Bei der Kellen: Sie sprechen in Ihrem Buch immer wieder vom sogenannten Jesus-Seminar, einer amerikanischen Vereinigung von Theologen, die sich dem Studium des historischen Jesus verschrieben hat. 1986 wurden Sie als einziger Laie Mitglied. Damals war Ihre Absicht noch, einen Film zu machen über den historischen Jesus. Wie kam es dann zu diesem Buch?

Verhoeven: Ich ging 1986 zum Jesus-Seminar, weil ich für meinen Film recherchieren wollte. Ab irgendeinem Punkt war die Recherche plötzlich wichtiger als der Film. 2001 gelangte ich zu der Einsicht, dass ich statt den Film zu machen besser ein Buch schreiben könnte, in dem ich all das festhielt, was ich in meinen Studien entdeckt hatte. In dem Buch wollte ich meine Sicht der Ereignisse vor 2000 Jahren wiedergeben. Es fühlte sich einfach besser an, das in einem Buch zu sagen, denn hier konnte ich auch sagen: "Es scheint mir wahrscheinlich, dass…" oder "es könnte sein, dass…" In einem Film kann geht das nicht.
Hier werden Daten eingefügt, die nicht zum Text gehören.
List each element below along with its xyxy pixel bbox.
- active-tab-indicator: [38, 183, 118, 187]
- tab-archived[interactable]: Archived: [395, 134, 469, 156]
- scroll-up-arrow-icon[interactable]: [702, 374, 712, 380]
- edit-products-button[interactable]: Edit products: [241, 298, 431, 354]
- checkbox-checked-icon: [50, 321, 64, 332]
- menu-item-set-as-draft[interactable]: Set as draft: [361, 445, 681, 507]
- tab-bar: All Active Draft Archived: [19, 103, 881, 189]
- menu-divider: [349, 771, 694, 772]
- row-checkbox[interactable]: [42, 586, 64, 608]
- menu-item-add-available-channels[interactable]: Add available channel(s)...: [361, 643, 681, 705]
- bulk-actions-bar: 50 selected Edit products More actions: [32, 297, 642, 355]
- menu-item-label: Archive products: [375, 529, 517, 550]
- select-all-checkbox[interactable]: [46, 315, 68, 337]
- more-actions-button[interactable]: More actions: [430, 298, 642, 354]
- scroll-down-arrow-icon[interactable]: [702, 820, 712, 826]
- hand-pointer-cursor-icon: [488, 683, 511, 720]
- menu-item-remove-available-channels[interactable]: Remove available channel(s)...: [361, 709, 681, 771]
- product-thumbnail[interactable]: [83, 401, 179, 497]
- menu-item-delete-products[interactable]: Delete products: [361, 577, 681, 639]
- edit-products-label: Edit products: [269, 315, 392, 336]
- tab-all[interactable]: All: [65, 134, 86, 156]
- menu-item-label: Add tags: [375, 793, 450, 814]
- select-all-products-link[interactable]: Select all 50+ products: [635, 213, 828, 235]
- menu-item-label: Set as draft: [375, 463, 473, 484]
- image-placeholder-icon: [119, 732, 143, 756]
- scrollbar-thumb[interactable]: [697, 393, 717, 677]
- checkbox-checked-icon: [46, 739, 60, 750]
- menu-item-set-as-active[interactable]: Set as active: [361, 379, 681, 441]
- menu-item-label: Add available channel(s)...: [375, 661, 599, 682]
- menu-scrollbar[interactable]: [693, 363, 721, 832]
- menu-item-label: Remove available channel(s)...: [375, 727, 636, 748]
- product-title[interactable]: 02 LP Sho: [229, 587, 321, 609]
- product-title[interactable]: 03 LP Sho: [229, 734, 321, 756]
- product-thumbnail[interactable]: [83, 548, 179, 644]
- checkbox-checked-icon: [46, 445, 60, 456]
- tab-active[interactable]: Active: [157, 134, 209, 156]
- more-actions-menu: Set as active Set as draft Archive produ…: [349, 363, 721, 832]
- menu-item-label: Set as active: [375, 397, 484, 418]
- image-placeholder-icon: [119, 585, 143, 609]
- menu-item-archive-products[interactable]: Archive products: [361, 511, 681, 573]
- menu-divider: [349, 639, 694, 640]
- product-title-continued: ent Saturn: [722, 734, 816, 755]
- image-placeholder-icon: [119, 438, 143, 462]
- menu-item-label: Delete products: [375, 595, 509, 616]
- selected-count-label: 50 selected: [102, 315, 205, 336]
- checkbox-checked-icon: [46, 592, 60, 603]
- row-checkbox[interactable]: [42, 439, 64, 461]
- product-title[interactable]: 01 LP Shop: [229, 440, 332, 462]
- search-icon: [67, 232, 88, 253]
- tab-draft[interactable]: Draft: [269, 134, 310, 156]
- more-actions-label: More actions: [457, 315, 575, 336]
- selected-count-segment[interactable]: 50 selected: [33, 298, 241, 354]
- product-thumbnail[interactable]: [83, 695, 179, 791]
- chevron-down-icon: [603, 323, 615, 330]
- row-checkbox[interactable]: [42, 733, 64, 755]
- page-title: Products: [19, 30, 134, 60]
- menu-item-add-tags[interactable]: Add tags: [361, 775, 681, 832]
Was man dem Publikum zeigt, ist in dem Moment die Wahrheit. Dem kann man im Film nicht entkommen. Man kann nicht sagen: "Dieses Bild ist "vielleicht"". In einem Buch kann man seine Meinung mit allen Nuancen darstellen. Was im Film eine brutale, absolute Wahrheit geworden wäre, konnte ich in einem Buch als meine Meinung wiedergeben: "Hier ist, was ich denke, hier ist, was ich entdeckt habe.

Bei der Kellen: In Ihrem Buch betrachten Sie die Evangelien häufig aus dem Blickwinkel eines Regisseurs und eines Dramaturgen.

Verhoeven: Als Schriftsteller und auch als Dramaturg bin ich sehr sensibel für persönlich eingefärbte Darstellungen – weil ich das selbst ständig mache. Wenn ich einen historischen Film drehe wie kürzlich "The Black Book" (…), dann erzähle ich, dann interpretiere ich. Ich ändere die Charaktere, ich verändere die historische Chronologie von Ereignissen (…), ich gebe dem Ganzen eine dramatische Struktur. Ich passe die Geschichte meiner Vorstellung an. Und ich denke, genau das haben die Evangelisten auch getan. Sie veränderten die Realität ihrer Ausgangsquellen, um diese ihrer theologischen Agenda anzupassen. Ich will in meinem Buch in erster Linie aufzeigen, dass sie vor allem die politischen Elemente aus Jesus’ Predigten entfernten oder vermieden. Denn politisch zu sein war im römischen Reich sehr gefährlich – vor allem, wenn man Anhänger von jemandem war, der angeblich ein Gott war und der von den Römern gekreuzigt wurde, weil er aufständisch war. Und weil er vorgab, König der Juden zu sein – was ein politisches Statement ist. Und das war natürlich zehnmal schlimmer als einen Schuh nach George W. Bush zu werfen. Das war kein Ausdruck von Zorn, sondern Anstachelung zum Aufruhr. Und das wurde sofort bestraft. Nun konnten die Evangelisten die Kreuzigung nicht verneinen, denn sie war ja eine weithin bekannte Tatsache. Also mussten sie dem Ganzen eine andere Drehung geben. Also stellten sie es als gottgewollt dar und versuchten so, das politische Element aus der Gleichung zu entfernen. Ihr Ziel war, dass die Evangelien im römischen Reich nicht als aufrührerisch gesehen wurden – denn sonst hätte ihnen dasselbe Schicksal wie Jesus gedroht. Sie verkleinerten also die politische Aussage, da sie noch immer zu gefährlich war.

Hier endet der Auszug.